On an examination of the framework in place in the US, UK, Euro Area, Japan and Canada, it is clear that the central banks in these jurisdictions have been set up in a manner that enables them to function independently, albeit attendant safeguards may vary. In the US, UK, Japan and Canada, central bank independence is enshrined in laws, much like India, and any significant departure to the manner of functioning can only be made by amending such laws.
However, as a function of the Euro Area framework itself, the European Central Bank’s (ECB) independence is set out in an international treaty, changes to which would require ratification from the member states, providing a greater assurance of autonomy. The treaty not only prohibits the ECB from seeking or taking instruction from any institution, government or other body but also prohibits governments and other institutions from influencing the decision-making bodies of the ECB.
In the UK specifically, the parliament has the power to override decisions of the central bank, i.e. the Bank of England, in extreme circumstances.
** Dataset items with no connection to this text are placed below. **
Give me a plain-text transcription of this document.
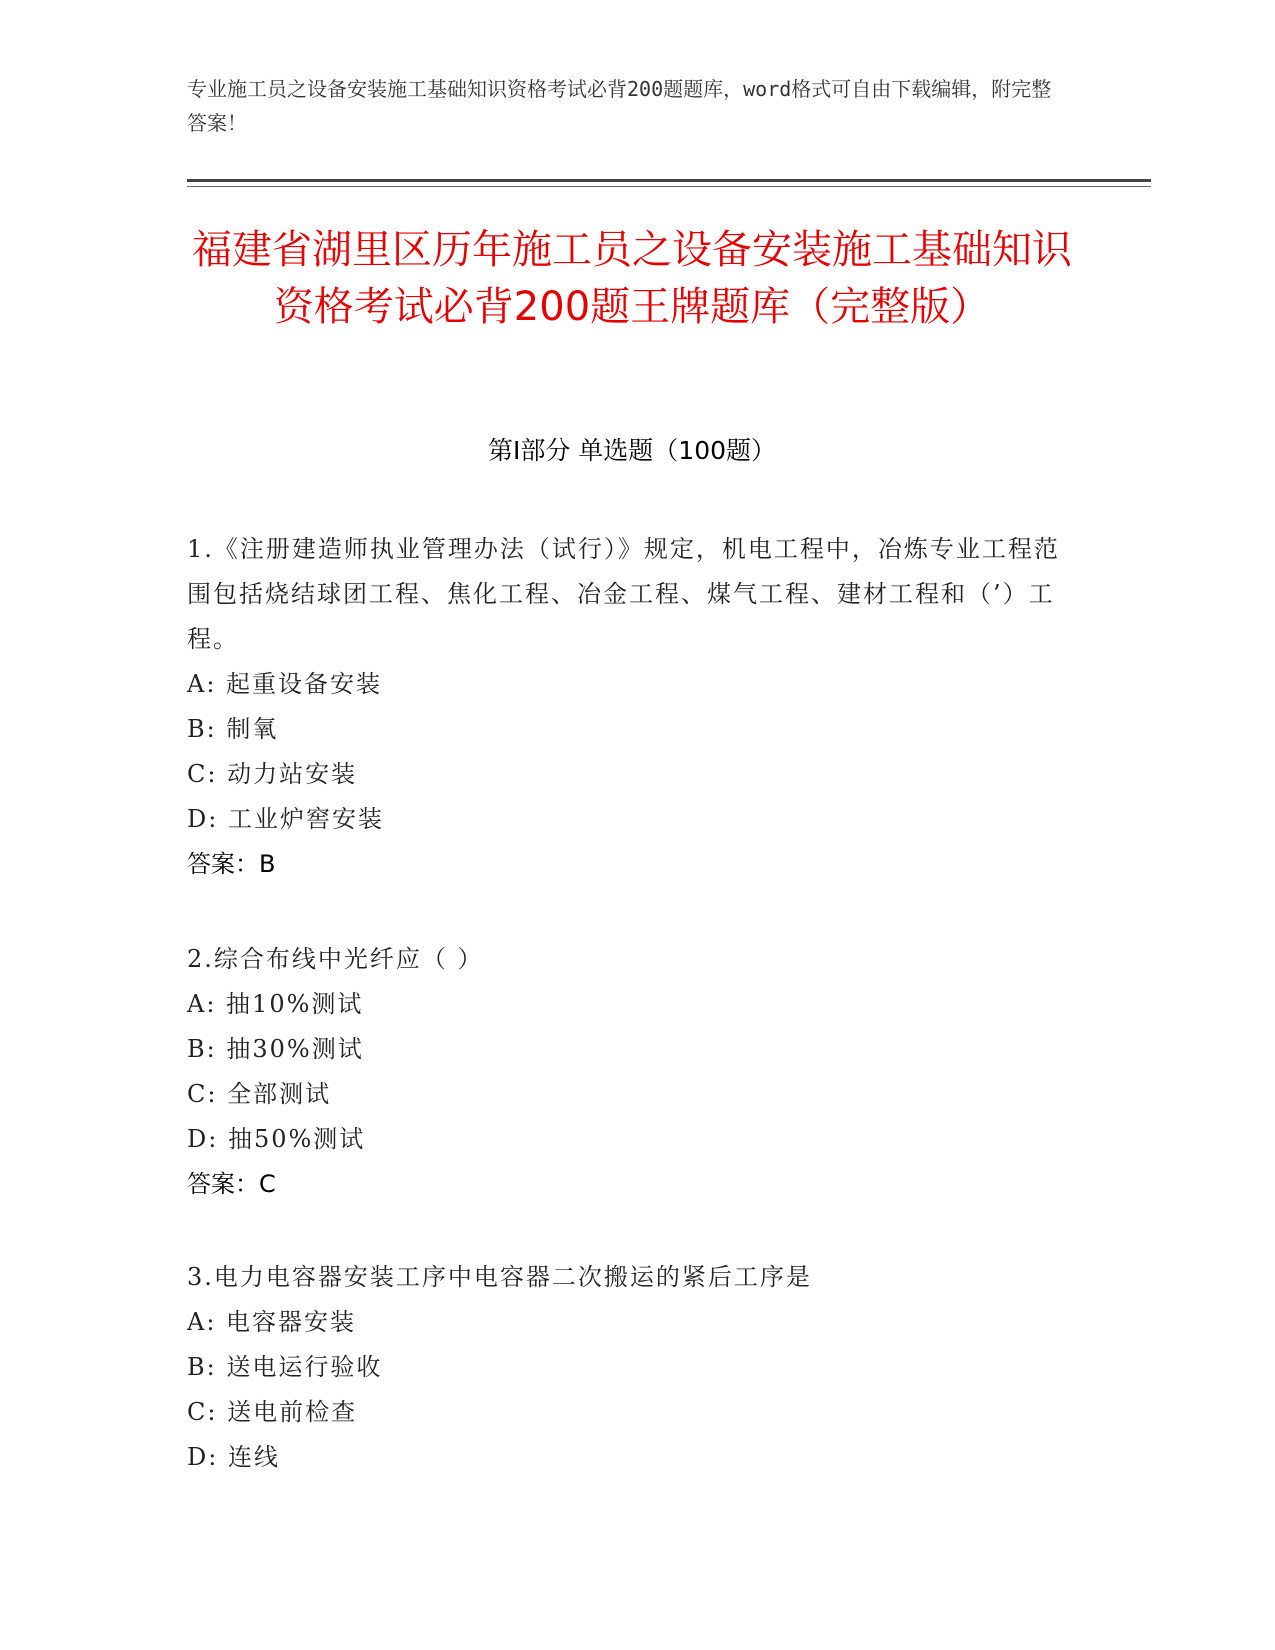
专业施工员之设备安装施工基础知识资格考试必背200题题库，word格式可自由下载编辑，附完整答案！
福建省湖里区历年施工员之设备安装施工基础知识资格考试必背200题王牌题库（完整版）
第I部分 单选题（100题）

1.《注册建造师执业管理办法（试行）》规定，机电工程中，冶炼专业工程范围包括烧结球团工程、焦化工程、冶金工程、煤气工程、建材工程和（’）工程。

A: 起重设备安装

B: 制氧

C: 动力站安装

D: 工业炉窖安装

答案：B

2.综合布线中光纤应（ ）

A: 抽10%测试

B: 抽30%测试

C: 全部测试

D: 抽50%测试

答案：C

3.电力电容器安装工序中电容器二次搬运的紧后工序是

A: 电容器安装

B: 送电运行验收

C: 送电前检查

D: 连线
In Canada as well, there is a possibility of a written directive concerning monetary policy being issued, which the central bank would have to comply with.
Some experts consider the existence of such directive clauses an important instrument of democratic accountability, provided it is not unconditional and subject to review. Keeping these objectives of accountability and transparency in mind, and given the impact the central bank policies have on an economy, there is indeed reason to accept directive clauses, provided there are sufficient safeguards to ensure continued independence of the central bank.
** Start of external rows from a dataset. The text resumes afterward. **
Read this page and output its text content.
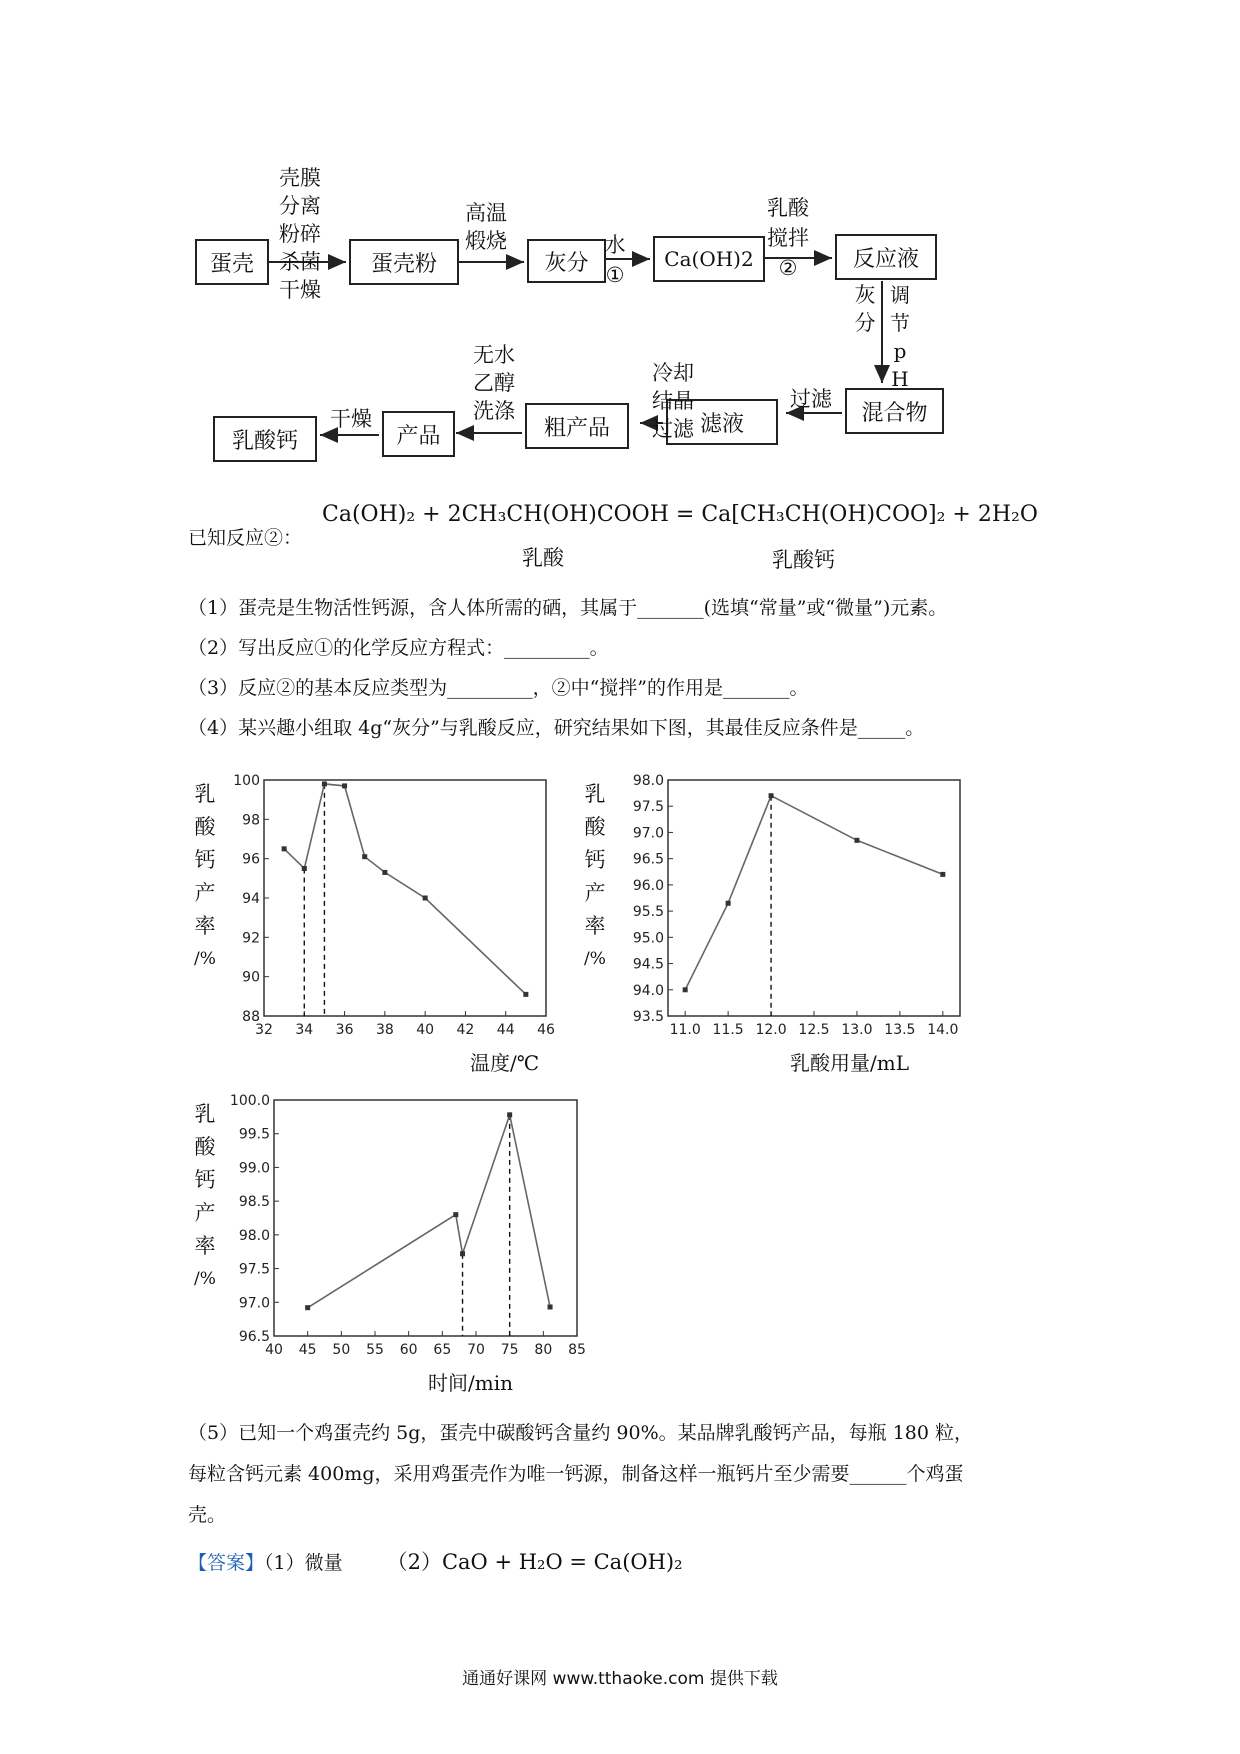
蛋壳	蛋壳粉	灰分	Ca(OH)2	反应液
混合物
滤液
粗产品
产品
乳酸钙
壳膜
分离
粉碎
杀菌
干燥
高温
煅烧	水
①
乳酸
搅拌
②
灰分
调节pH
过滤
冷却
结晶
过滤
无水
乙醇
洗涤
干燥
已知反应②：
Ca(OH)₂ + 2CH₃CH(OH)COOH = Ca[CH₃CH(OH)COO]₂ + 2H₂O
乳酸	乳酸钙
（1）蛋壳是生物活性钙源，含人体所需的硒，其属于_______(选填“常量”或“微量”)元素。
（2）写出反应①的化学反应方程式：_________。
（3）反应②的基本反应类型为_________，②中“搅拌”的作用是_______。
（4）某兴趣小组取 4g“灰分”与乳酸反应，研究结果如下图，其最佳反应条件是_____。
乳
酸
钙
产
率
/%
88
90
92
94
96
98
100
32 34 36 38 40 42 44 46
温度/℃
乳
酸
钙
产
率
/%
93.5
94.0
94.5
95.0
95.5
96.0
96.5
97.0
97.5
98.0
11.0 11.5 12.0 12.5 13.0 13.5 14.0
乳酸用量/mL
乳
酸
钙
产
率
/%
96.5
97.0
97.5
98.0
98.5
99.0
99.5
100.0
40 45 50 55 60 65 70 75 80 85
时间/min
（5）已知一个鸡蛋壳约 5g，蛋壳中碳酸钙含量约 90%。某品牌乳酸钙产品，每瓶 180 粒，
每粒含钙元素 400mg，采用鸡蛋壳作为唯一钙源，制备这样一瓶钙片至少需要______个鸡蛋
壳。
【答案】（1）微量 （2）CaO + H₂O = Ca(OH)₂
通通好课网 www.tthaoke.com 提供下载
Where is the Safety Valve?
The FSLRC, as a part of its wide ranging mandate, had identified the Financial Sector Development Council (FSDC) as the central intercessor across all regulators in its 2013 report. However, even the FSDC was proposed to be chaired by the Finance Minister with heads of regulatory agencies as its other members, thereby allowing the Government to have significant influence on a number of issues, including systemic risk regulation and crisis management/resolution.
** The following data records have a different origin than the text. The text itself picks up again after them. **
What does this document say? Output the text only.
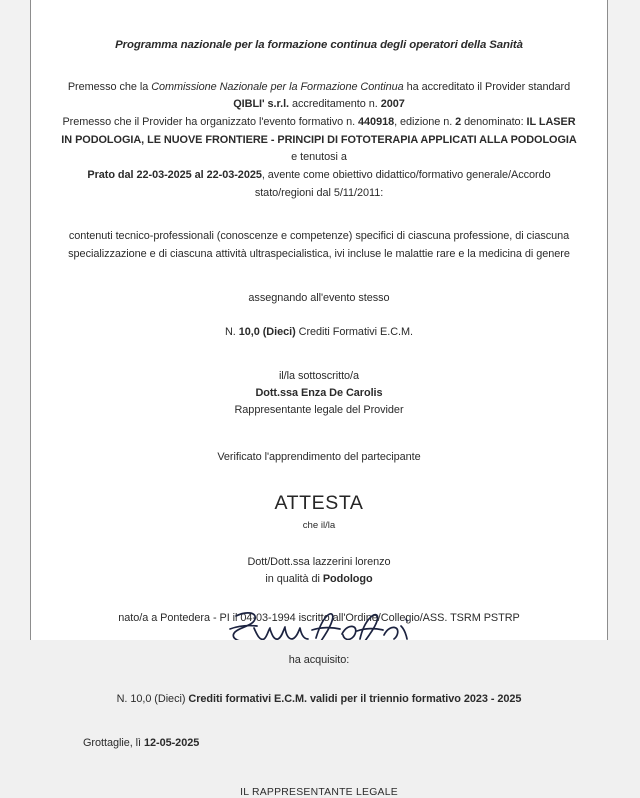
Programma nazionale per la formazione continua degli operatori della Sanità
Premesso che la Commissione Nazionale per la Formazione Continua ha accreditato il Provider standard
QIBLI' s.r.l. accreditamento n. 2007
Premesso che il Provider ha organizzato l'evento formativo n. 440918, edizione n. 2 denominato: IL LASER IN PODOLOGIA, LE NUOVE FRONTIERE - PRINCIPI DI FOTOTERAPIA APPLICATI ALLA PODOLOGIA e tenutosi a
Prato dal 22-03-2025 al 22-03-2025, avente come obiettivo didattico/formativo generale/Accordo
stato/regioni dal 5/11/2011:
contenuti tecnico-professionali (conoscenze e competenze) specifici di ciascuna professione, di ciascuna specializzazione e di ciascuna attività ultraspecialistica, ivi incluse le malattie rare e la medicina di genere
assegnando all'evento stesso
N. 10,0 (Dieci) Crediti Formativi E.C.M.
il/la sottoscritto/a
Dott.ssa Enza De Carolis
Rappresentante legale del Provider
Verificato l'apprendimento del partecipante
ATTESTA
che il/la
Dott/Dott.ssa lazzerini lorenzo
in qualità di Podologo
nato/a a Pontedera - PI il 04-03-1994 iscritto all'Ordine/Collegio/ASS. TSRM PSTRP
ha acquisito:
N. 10,0 (Dieci) Crediti formativi E.C.M. validi per il triennio formativo 2023 - 2025
Grottaglie, lì 12-05-2025
IL RAPPRESENTANTE LEGALE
Subsequent to the recommendations of the FSLRC, the Monetary Policy Committee was created in 2016 with the view that a committee-based approach for determining the monetary policy will add a lot of value and transparency to decision-making. Most importantly, the RBI Act itself requires Central Government to appoint as members, persons of ability, integrity and standing, having knowledge and experience in the field of economics or banking or finance or monetary policy. It is interesting to note that the FSLRC had also included the requirement of ensuring that Central Government appointees have expertise in dealing with matters relating to banking, payments and monetary policy. The independence of any central bank is admittedly conducive to price-stability and long term growth and perhaps now is the time to also take a relook at the composition of the Board to ensure that the RBI remains a technocracy.
Central Government and the RBI seem to have agreed on a temporary truce, but it will be interesting to watch this through to its end, given the upcoming elections.